Importantly, studies on the effects of biologics (TNF or cytokine inhibitors) for patients with PS and AD report that these treatments are associated with significant reductions in depressive symptoms, as discussed above [3, 54]. Randomized controlled trials of the use of anti-inflammatory agents and cytokine inhibitors for the treatment of depression in nondermatological patients show similar results [57]. These observations demonstrate that pro-inflammatory cytokines specifically targeted by disease-modulating anti-cytokine therapies have a beneficial impact on psychological comorbidities such as depression. Physical metrics of disease severity, in conjunction with subjective patient-reported outcomes such as pain and depression, should therefore be a continued focus of therapeutic outcomes. In addition, evidence exists to show that anti-depressant treatment, particularly serotonin reuptake inhibitors, reduces levels of IL-6 and TNF-α [58]. However, the exact molecular mechanisms and signaling pathways underlying the association of depression with inflammatory skin disease remain incompletely understood.
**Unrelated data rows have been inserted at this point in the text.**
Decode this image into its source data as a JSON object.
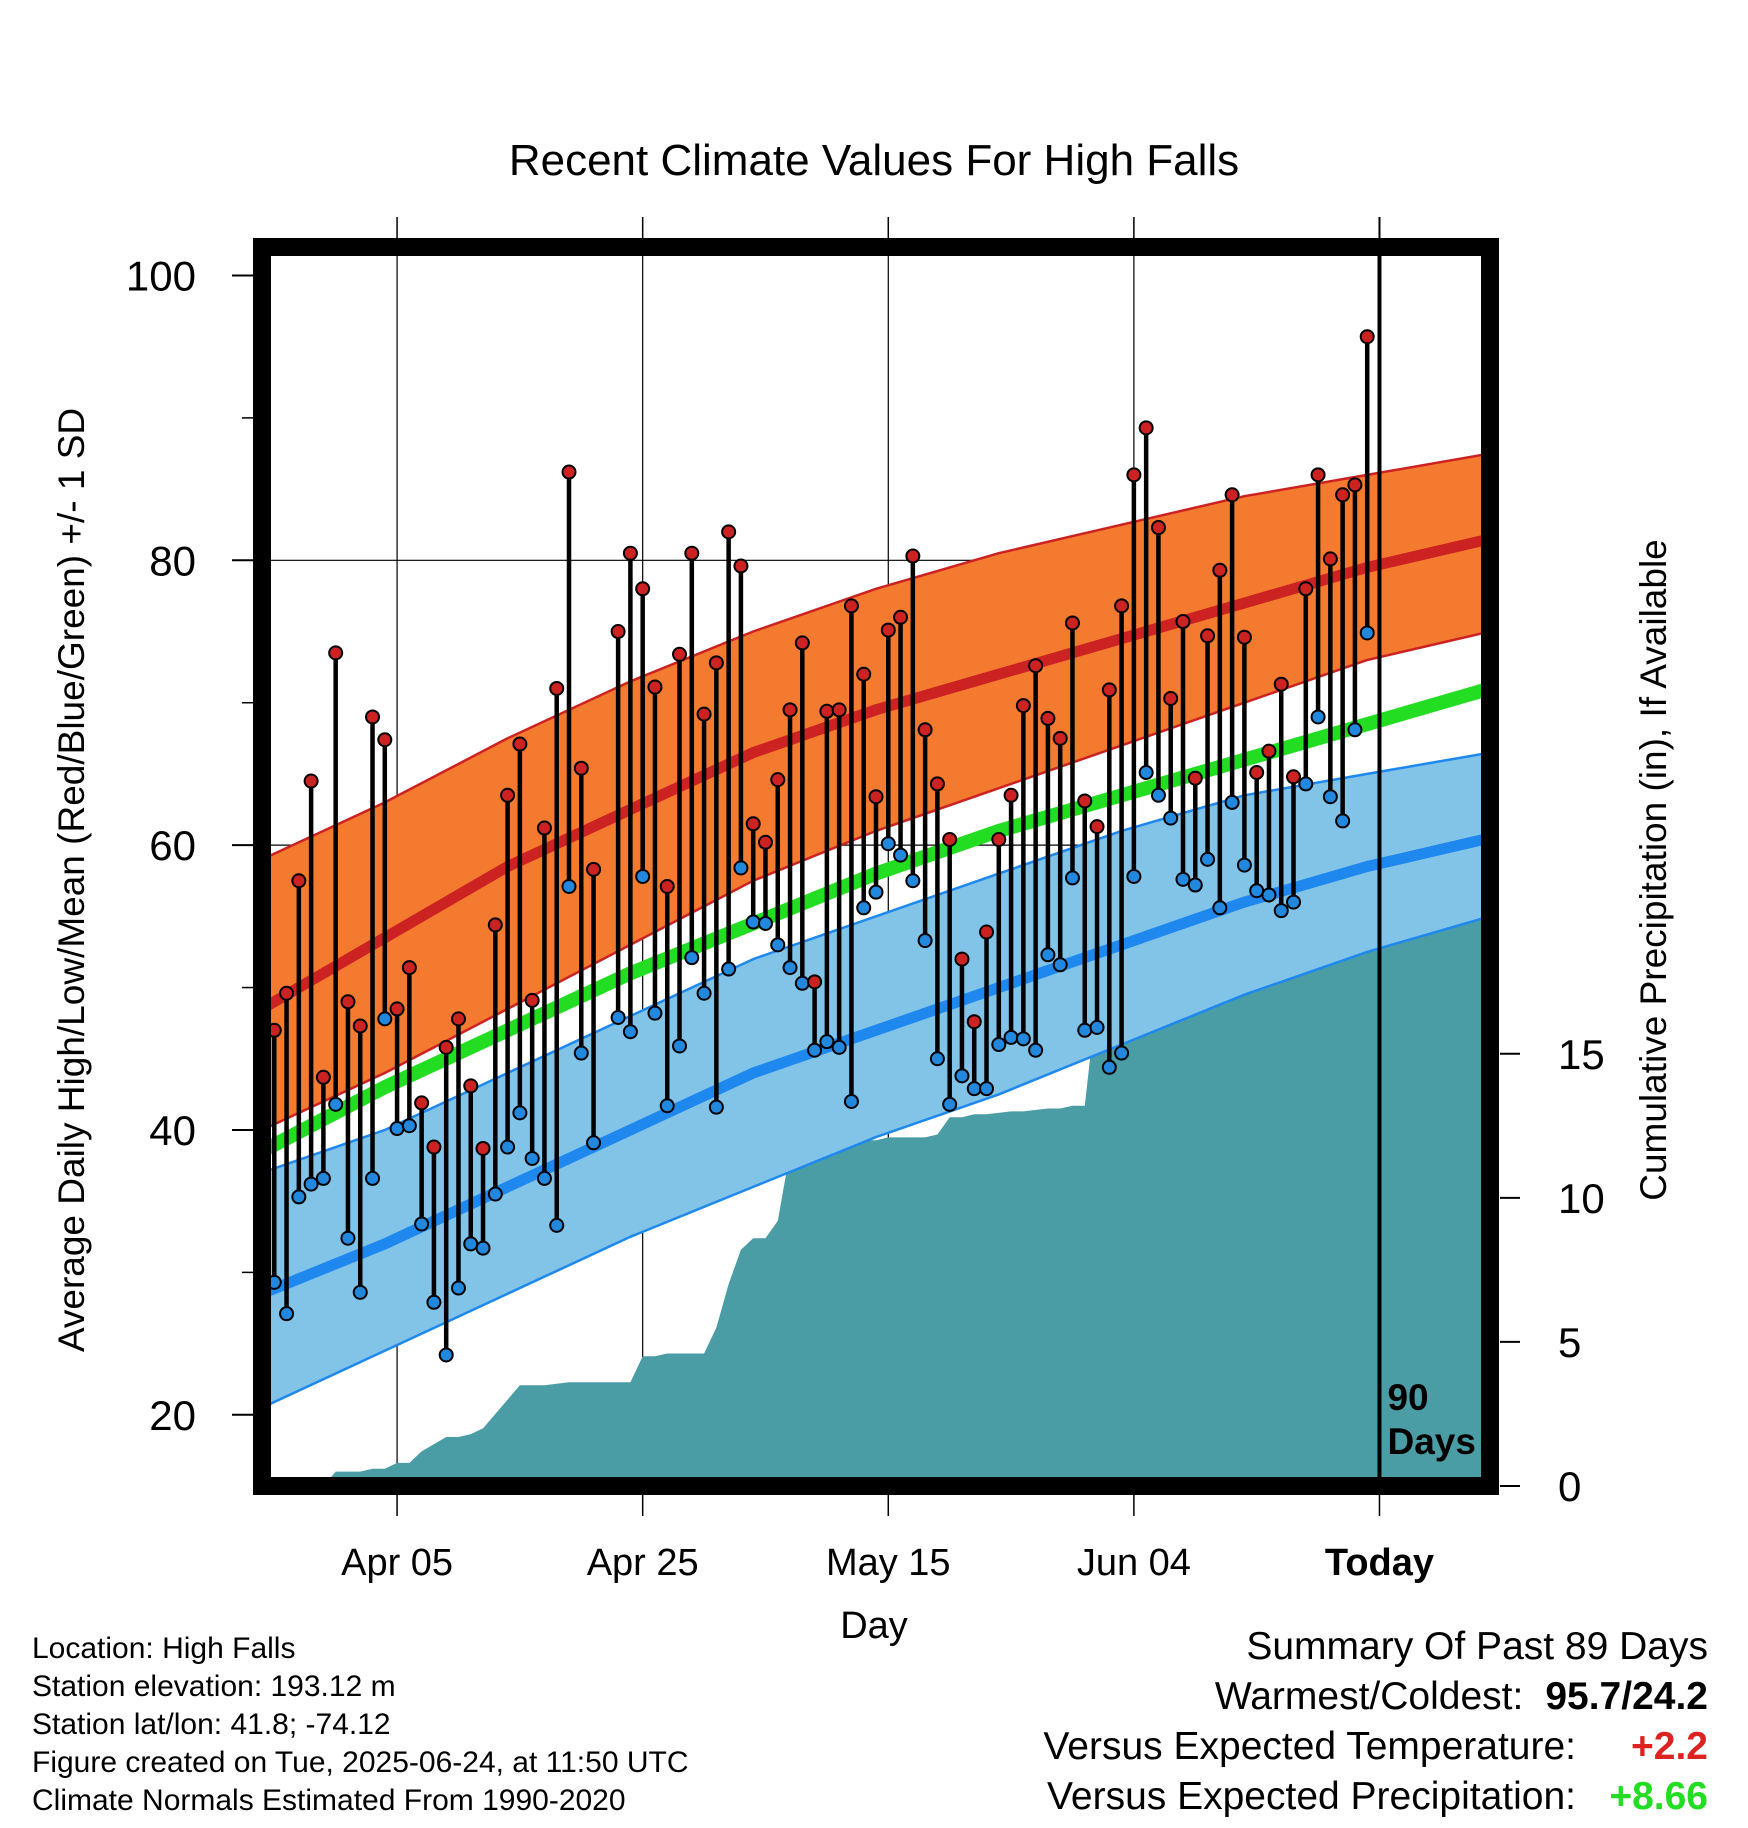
{
  "chart_data": {
    "type": "line",
    "title": "Recent Climate Values For High Falls",
    "xlabel": "Day",
    "ylabel": "Average Daily High/Low/Mean (Red/Blue/Green) +/- 1 SD",
    "y2label": "Cumulative Precipitation (in), If Available",
    "ylim": [
      15,
      102
    ],
    "y2lim": [
      0,
      43
    ],
    "y_ticks": [
      "20",
      "40",
      "60",
      "80",
      "100"
    ],
    "y2_ticks": [
      "0",
      "5",
      "10",
      "15"
    ],
    "x_tick_labels": [
      "Apr 05",
      "Apr 25",
      "May 15",
      "Jun 04",
      "Today"
    ],
    "x_tick_days": [
      10,
      30,
      50,
      70,
      90
    ],
    "xlim": [
      -1,
      99
    ],
    "today_marker": "90\nDays",
    "grid": true,
    "colors": {
      "high": "#cc2222",
      "high_band": "#f47a30",
      "low": "#1e88ee",
      "low_band": "#82c3e8",
      "mean": "#22dd22",
      "precip": "#4a9ca5",
      "high_dot": "#cc2222",
      "low_dot": "#2288dd"
    },
    "normals": {
      "days": [
        -1,
        9,
        19,
        29,
        39,
        49,
        59,
        69,
        79,
        89,
        99
      ],
      "high_mean": [
        48.5,
        53.5,
        58.5,
        62.5,
        66.5,
        69.5,
        72.0,
        74.5,
        77.0,
        79.5,
        81.5
      ],
      "high_sd_upper": [
        59.0,
        63.0,
        67.5,
        71.5,
        75.0,
        78.0,
        80.5,
        82.5,
        84.5,
        86.0,
        87.5
      ],
      "high_sd_lower": [
        40.0,
        44.0,
        48.5,
        53.0,
        57.5,
        61.0,
        64.0,
        67.0,
        70.0,
        73.0,
        75.0
      ],
      "mean": [
        38.5,
        43.0,
        47.0,
        51.0,
        54.5,
        58.0,
        61.0,
        63.5,
        66.0,
        68.5,
        71.0
      ],
      "low_mean": [
        28.5,
        32.0,
        36.0,
        40.0,
        44.0,
        47.0,
        50.0,
        53.0,
        56.0,
        58.5,
        60.5
      ],
      "low_sd_upper": [
        37.0,
        40.0,
        44.0,
        48.0,
        52.0,
        55.0,
        58.0,
        61.0,
        63.5,
        65.0,
        66.5
      ],
      "low_sd_lower": [
        20.5,
        24.5,
        28.5,
        32.5,
        36.0,
        39.5,
        42.5,
        46.0,
        49.5,
        52.5,
        55.0
      ]
    },
    "daily_high": [
      47.0,
      49.6,
      57.5,
      64.5,
      43.7,
      73.5,
      49.0,
      47.3,
      69.0,
      67.4,
      48.5,
      51.4,
      41.9,
      38.8,
      45.8,
      47.8,
      43.1,
      38.7,
      54.4,
      63.5,
      67.1,
      49.1,
      61.2,
      71.0,
      86.2,
      65.4,
      58.3,
      0,
      75.0,
      80.5,
      78.0,
      71.1,
      57.1,
      73.4,
      80.5,
      69.2,
      72.8,
      82.0,
      79.6,
      61.5,
      60.2,
      64.6,
      69.5,
      74.2,
      50.4,
      69.4,
      69.5,
      76.8,
      72.0,
      63.4,
      75.1,
      76.0,
      80.3,
      68.1,
      64.3,
      60.4,
      52.0,
      47.6,
      53.9,
      60.4,
      63.5,
      69.8,
      72.6,
      68.9,
      67.5,
      75.6,
      63.1,
      61.3,
      70.9,
      76.8,
      86.0,
      89.3,
      82.3,
      70.3,
      75.7,
      64.7,
      74.7,
      79.3,
      84.6,
      74.6,
      65.1,
      66.6,
      71.3,
      64.8,
      78.0,
      86.0,
      80.1,
      84.6,
      85.3,
      95.7
    ],
    "daily_low": [
      29.3,
      27.1,
      35.3,
      36.2,
      36.6,
      41.8,
      32.4,
      28.6,
      36.6,
      47.8,
      40.1,
      40.3,
      33.4,
      27.9,
      24.2,
      28.9,
      32.0,
      31.7,
      35.5,
      38.8,
      41.2,
      38.0,
      36.6,
      33.3,
      57.1,
      45.4,
      39.1,
      0,
      47.9,
      46.9,
      57.8,
      48.2,
      41.7,
      45.9,
      52.1,
      49.6,
      41.6,
      51.3,
      58.4,
      54.6,
      54.5,
      53.0,
      51.4,
      50.3,
      45.6,
      46.2,
      45.8,
      42.0,
      55.6,
      56.7,
      60.1,
      59.3,
      57.5,
      53.3,
      45.0,
      41.8,
      43.8,
      42.9,
      42.9,
      46.0,
      46.5,
      46.4,
      45.6,
      52.3,
      51.6,
      57.7,
      47.0,
      47.2,
      44.4,
      45.4,
      57.8,
      65.1,
      63.5,
      61.9,
      57.6,
      57.2,
      59.0,
      55.6,
      63.0,
      58.6,
      56.8,
      56.5,
      55.4,
      56.0,
      64.3,
      69.0,
      63.4,
      61.7,
      68.1,
      74.9
    ],
    "precip": {
      "days": [
        -0.5,
        4,
        5,
        7,
        8,
        9,
        10,
        11,
        12,
        14,
        15,
        16,
        17,
        20,
        21,
        22,
        24,
        25,
        26,
        28,
        29,
        30,
        31,
        32,
        34,
        35,
        36,
        37,
        38,
        39,
        40,
        41,
        42,
        43,
        44,
        45,
        47,
        48,
        49,
        50,
        51,
        53,
        54,
        55,
        56,
        57,
        58,
        60,
        61,
        63,
        64,
        65,
        66,
        67,
        68,
        69,
        70,
        71,
        72,
        73,
        75,
        76,
        77,
        80,
        82,
        83,
        84,
        85,
        86,
        87,
        88,
        89,
        99
      ],
      "values": [
        0,
        0,
        0.5,
        0.5,
        0.6,
        0.6,
        0.8,
        0.8,
        1.2,
        1.7,
        1.7,
        1.8,
        2.0,
        3.5,
        3.5,
        3.5,
        3.6,
        3.6,
        3.6,
        3.6,
        3.6,
        4.5,
        4.5,
        4.6,
        4.6,
        4.6,
        5.5,
        7.0,
        8.2,
        8.6,
        8.6,
        9.2,
        11.6,
        11.6,
        11.6,
        11.6,
        11.8,
        12.0,
        12.0,
        12.1,
        12.1,
        12.1,
        12.2,
        12.8,
        12.8,
        12.9,
        12.9,
        13.0,
        13.0,
        13.1,
        13.1,
        13.2,
        13.2,
        17.0,
        17.0,
        17.0,
        17.0,
        17.0,
        17.0,
        17.5,
        17.8,
        18.0,
        18.0,
        18.0,
        18.5,
        18.6,
        19.0,
        19.4,
        19.6,
        19.6,
        19.8,
        19.9,
        19.9
      ]
    }
  },
  "info": {
    "location": "Location: High Falls",
    "elevation": "Station elevation: 193.12 m",
    "latlon": "Station lat/lon: 41.8; -74.12",
    "created": "Figure created on Tue, 2025-06-24, at 11:50 UTC",
    "normals": "Climate Normals Estimated From 1990-2020"
  },
  "summary": {
    "heading": "Summary Of Past 89 Days",
    "warm_cold_label": "Warmest/Coldest:",
    "warm_cold_value": "95.7/24.2",
    "temp_label": "Versus Expected Temperature:",
    "temp_value": "+2.2",
    "temp_color": "#dd2222",
    "precip_label": "Versus Expected Precipitation:",
    "precip_value": "+8.66",
    "precip_color": "#22dd22"
  }
}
Anti-inflammatory pharmacological agents targeting the skin have shown effectiveness in improving inflammatory symptoms, depressive symptoms, and overall quality of life in PS and AD. There is a scarcity of research into psychological outcomes following treatment with anti-inflammatory agents in HS and AD, in addition to considering adjunctive psychological interventions in these patient populations.

In conclusion, the reviewed literature is supportive of an approach to management which accounts for the complex interaction between psychological and physiological factors in inflammatory conditions, with particular attention to improving the psychological burden of these disorders. The bidirectional relationship between psychological stress and physiological inflammatory responses may be a plausible conduit for the precipitation or exacerbation of depression and further cutaneous inflammation in vulnerable individuals.

There were no conflicts of interest.